How to Tackle Exam Stress with Meditation

Discover the benefits of mindful meditation to help reduce anxiety, stress and improve resilience.

Forget pulling all-nighters, slamming energy drinks or cramming on exam morning, the key to surviving exam season can be found within - and without endangering your health.

Across Australia thousands of students are embracing the benefits of mindful meditation to help reduce anxiety, stress and improve resilience.

In fact, a study recently published by The British Journal of Psychiatry found students who meditate can better handle school stress and are less likely to suffer anxiety and depression later in life. Essential, considering 75 per cent of mental illness has its onset in adolescence.

Meditation has also become a proven method for coping with the pressures of Hollywood, with Katy Perry, Orlando Bloom and Gisele Bundchen just a few celebrities who have embraced the age-old practice.

But how do you get started?

Meditation is all about clearing your mind and training it to pay attention, which requires relaxation and focus. So it is best to start off in a comfortable position in an environment where you won’t be distracted.

There are a number of meditations you can try, ranging from focusing on your breath to using a mantra to help focus your attention.

However, one of the easiest ways to get started is with a little guidance. While classes and online videos can be a great start, the convenience and cost-effectiveness of apps have seen meditation via smartphones and tablets on the increase – probably because they make meditation portable. Hanging by the beach? Why not meditate? Got a few minutes before a big exam? Do a quick five minute session.

Different apps offer different types of meditations at lengths from five minutes to an hour. It’s often good to try a few until you find one that fits with your tastes and lifestyle.

Popular among students is the Aussie-invented mindfulness meditation app Smiling Mind. Currently used in more than 1500 schools and community groups, its education programs are particularly formatted to help reduce stress among students and promote resilience.

Backed by youth and child psychologist Dr Michael Carr-Gregg, the app has four age specific programs for 7 to 11-year-olds, 12 to 15-year-olds, 16 to 22-year-olds and adults. Each program takes the listener through a guided session using relation and breathing techniques.

So once you’ve found your app or guide of choice, how often should you spend meditating?

Meditation fans say just five minutes a day can help promote clarity and focus, while longer 40 minute sessions can be essential when trying to overcome major obstacles. In general, start small and work your way up.

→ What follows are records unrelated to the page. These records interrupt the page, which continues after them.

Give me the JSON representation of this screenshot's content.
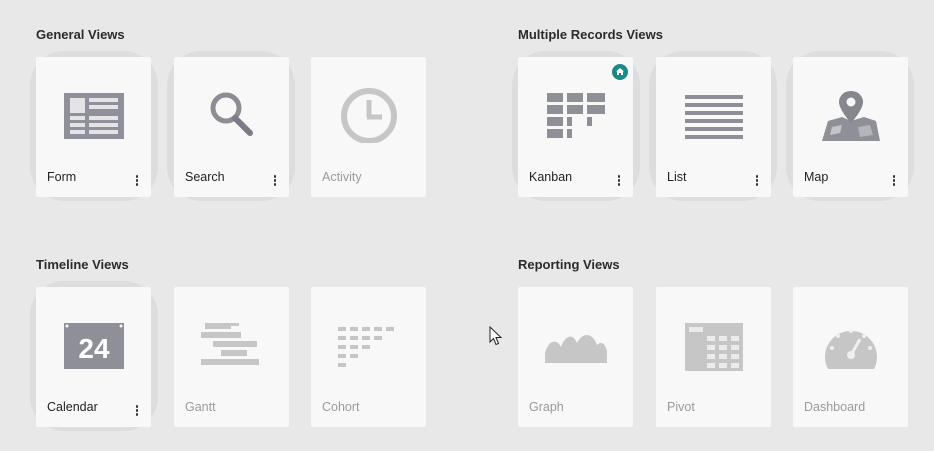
{
  "groups": {
    "general": {
      "title": "General Views",
      "cards": [
        {
          "label": "Form",
          "icon": "form-icon",
          "enabled": true
        },
        {
          "label": "Search",
          "icon": "search-icon",
          "enabled": true
        },
        {
          "label": "Activity",
          "icon": "clock-icon",
          "enabled": false
        }
      ]
    },
    "multiple": {
      "title": "Multiple Records Views",
      "cards": [
        {
          "label": "Kanban",
          "icon": "kanban-icon",
          "enabled": true,
          "default": true
        },
        {
          "label": "List",
          "icon": "list-icon",
          "enabled": true
        },
        {
          "label": "Map",
          "icon": "map-icon",
          "enabled": true
        }
      ]
    },
    "timeline": {
      "title": "Timeline Views",
      "cards": [
        {
          "label": "Calendar",
          "icon": "calendar-icon",
          "enabled": true,
          "day": "24"
        },
        {
          "label": "Gantt",
          "icon": "gantt-icon",
          "enabled": false
        },
        {
          "label": "Cohort",
          "icon": "cohort-icon",
          "enabled": false
        }
      ]
    },
    "reporting": {
      "title": "Reporting Views",
      "cards": [
        {
          "label": "Graph",
          "icon": "graph-icon",
          "enabled": false
        },
        {
          "label": "Pivot",
          "icon": "pivot-icon",
          "enabled": false
        },
        {
          "label": "Dashboard",
          "icon": "dashboard-icon",
          "enabled": false
        }
      ]
    }
  },
  "colors": {
    "background": "#e8e8e8",
    "card": "#f8f8f8",
    "active_halo": "#dddddd",
    "default_badge": "#1b8a86",
    "icon_gray": "#8a8a8a"
  }
}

Described as a workout for the mind, meditation gets easier over time. Like exercise, it’s a skill that improves with practice. But, when stressing over looming exams and thinking about how long your to-do list is this week, it can sometimes be easy to get discouraged. Some days quietening the mind can be more difficult than others. However, it is important to remember the mind is a busy muscle - it can take a while to get it into shape.

Whether you are squaring off against exams at the moment, or just looking for a mechanism to cope with peer pressure or family issues, meditation is an easy, free and accessible way to get mentally fit and focused. Happy meditating!